Ce que le Congrès des États-Unis n'a pas réalisé par le biais de la législation, le président Donald Trump l'a fait par l'intermédiaire de l'exécutif: il a ordonné que ceux qui recevaient un chèque hebdomadaire de 600 dollars à titre d'allégement du chômage continuent de gagner 400 dollars par semaine.

Fin mars, les législateurs ont approuvé une aide historique de deux milliards de dollars, avec laquelle les familles touchées par la crise de Covid-19 recevaient une aide hebdomadaire, qui a expiré le 31 juillet.

Ces jours-ci, tous les regards sont tournés vers les négociations – jusqu'à présent échouées – entre républicains et démocrates pour prolonger cet avantage. Les premiers veulent un nouveau paquet d'un billion de dollars et le second, trois mille milliards.

Samedi dernier, sans aucun progrès dans les négociations, le président Trump a publié une série de décrets qui étendent les allocations de chômage, les moratoires sur les expulsions et les incitations fiscales. Mais l'argent ne viendra pas seulement du gouvernement fédéral.

Les gouverneurs remettent en question la légalité des ordres de Trump

Avec sa décision, le chef de la Maison Blanche a engendré une nouvelle confrontation entre les États et le gouvernement central à un moment où les gouverneurs ont remis en question les intentions du président de rouvrir l'école.

La porte-parole de la Maison Blanche, Kayleigh McEnany, a révélé que le président peut recourir à des mesures telles que l'extension de l'allégement du chômage, à condition que les États le demandent et en tenant compte du fait que 25% des ressources doivent être fournies par chaque État.

Les gouverneurs, républicains et démocrates, ont déclaré que les mesures du président étaient trop coûteuses à mettre en œuvre pour les États et ont appelé à la reprise des négociations sur l'aide fédérale.

"Nous sommes préoccupés par les charges administratives et les coûts importants que cette dernière action imposerait aux États", ont déclaré les dirigeants de l'Association nationale des gouverneurs dans un communiqué.

Le gouverneur démocrate de New York, Andrew Cuomo, s'est demandé si Trump pouvait imposer des plans d'aide qui forceraient les États à financer une partie avec des fonds déjà accordés par le gouvernement fédéral pour faire face à la pandémie.
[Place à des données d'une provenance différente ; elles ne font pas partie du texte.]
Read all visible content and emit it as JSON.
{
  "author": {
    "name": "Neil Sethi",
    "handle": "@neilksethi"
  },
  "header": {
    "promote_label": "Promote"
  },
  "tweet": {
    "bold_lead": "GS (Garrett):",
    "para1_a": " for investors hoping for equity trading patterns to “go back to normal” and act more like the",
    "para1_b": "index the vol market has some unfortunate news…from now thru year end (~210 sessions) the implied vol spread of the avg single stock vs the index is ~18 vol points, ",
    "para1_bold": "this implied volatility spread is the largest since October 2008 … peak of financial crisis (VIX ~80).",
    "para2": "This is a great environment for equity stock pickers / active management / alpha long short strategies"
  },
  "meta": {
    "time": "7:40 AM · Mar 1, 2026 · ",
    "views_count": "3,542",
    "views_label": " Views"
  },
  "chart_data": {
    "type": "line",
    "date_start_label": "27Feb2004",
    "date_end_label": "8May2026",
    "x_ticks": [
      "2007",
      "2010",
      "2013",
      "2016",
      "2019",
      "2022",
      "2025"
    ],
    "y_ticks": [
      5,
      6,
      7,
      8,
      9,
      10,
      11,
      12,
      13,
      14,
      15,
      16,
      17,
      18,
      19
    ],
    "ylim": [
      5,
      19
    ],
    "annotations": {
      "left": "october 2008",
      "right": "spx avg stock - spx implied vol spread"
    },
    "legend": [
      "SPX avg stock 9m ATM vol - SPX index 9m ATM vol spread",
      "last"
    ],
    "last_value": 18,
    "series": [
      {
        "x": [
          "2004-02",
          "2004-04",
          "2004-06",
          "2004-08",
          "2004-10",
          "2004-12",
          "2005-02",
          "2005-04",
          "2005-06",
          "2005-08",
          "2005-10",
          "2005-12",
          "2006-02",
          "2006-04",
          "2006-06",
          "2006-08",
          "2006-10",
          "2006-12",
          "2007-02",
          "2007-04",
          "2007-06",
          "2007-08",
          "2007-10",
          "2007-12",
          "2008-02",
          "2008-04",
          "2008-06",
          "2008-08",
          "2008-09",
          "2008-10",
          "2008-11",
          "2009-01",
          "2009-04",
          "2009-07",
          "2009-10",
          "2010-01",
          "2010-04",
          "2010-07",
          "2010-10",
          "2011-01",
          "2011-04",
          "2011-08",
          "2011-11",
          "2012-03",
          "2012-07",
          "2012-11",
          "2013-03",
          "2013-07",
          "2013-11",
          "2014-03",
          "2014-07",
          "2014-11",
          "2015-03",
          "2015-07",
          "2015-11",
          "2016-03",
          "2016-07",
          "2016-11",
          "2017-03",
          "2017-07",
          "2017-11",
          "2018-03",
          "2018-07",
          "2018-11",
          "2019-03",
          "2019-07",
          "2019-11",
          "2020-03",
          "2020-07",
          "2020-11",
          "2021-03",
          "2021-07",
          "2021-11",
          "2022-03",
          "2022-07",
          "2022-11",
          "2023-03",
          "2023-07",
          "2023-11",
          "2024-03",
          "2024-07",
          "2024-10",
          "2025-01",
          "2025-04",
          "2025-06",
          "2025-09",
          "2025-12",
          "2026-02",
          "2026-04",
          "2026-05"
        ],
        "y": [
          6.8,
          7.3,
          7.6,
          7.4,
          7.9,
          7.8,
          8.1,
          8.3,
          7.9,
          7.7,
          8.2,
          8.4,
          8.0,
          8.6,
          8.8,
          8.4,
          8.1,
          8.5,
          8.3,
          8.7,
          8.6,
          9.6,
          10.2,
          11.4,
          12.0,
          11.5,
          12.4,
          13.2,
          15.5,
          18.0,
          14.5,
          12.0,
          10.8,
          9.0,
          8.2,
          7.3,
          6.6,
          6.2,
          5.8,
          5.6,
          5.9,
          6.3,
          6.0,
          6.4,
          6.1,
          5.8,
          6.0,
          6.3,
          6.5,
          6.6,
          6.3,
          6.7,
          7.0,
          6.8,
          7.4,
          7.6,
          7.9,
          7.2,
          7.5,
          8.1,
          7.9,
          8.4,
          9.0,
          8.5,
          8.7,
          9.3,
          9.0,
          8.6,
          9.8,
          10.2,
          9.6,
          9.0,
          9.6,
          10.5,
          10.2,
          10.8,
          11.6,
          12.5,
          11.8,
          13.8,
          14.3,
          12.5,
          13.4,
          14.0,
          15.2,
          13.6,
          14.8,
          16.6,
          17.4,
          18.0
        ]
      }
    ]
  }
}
De son côté, le gouverneur de Californie, Gavin Newsom, a assuré que ce poste impliquera une dépense de l'Etat de 700 millions de dollars par semaine. «Si l'État de Californie devait absorber ces coûts, ce seraient des ressources qu'il faudrait trouver, des programmes qu'il faudrait réduire ou des revenus supplémentaires qu'il faudrait générer pour compenser cet écart», a déclaré le président local.

La législature reste divisée sur un nouveau plan d'aide, même si lundi le secrétaire au Trésor, Steven Mnuchin, était convaincu qu '"un accord équitable" sera conclu.

Le leader démocrate au Sénat, Chuck Schumer, a déclaré que ses collègues étaient prêts à revenir à la table des négociations si les républicains acceptaient un projet de loi plus ambitieux qu'ils n'étaient prêts à accepter jusqu'à présent.

Trump a défendu qu'après sa décision, le chef des démocrates au Sénat, Chuck Schumer, et la chef de la Chambre des représentants, Nancy Pelosi, "veulent maintenant parvenir à un accord", tout en critiquant qu'ils ne veulent que de l'argent États et villes dirigés par des démocrates.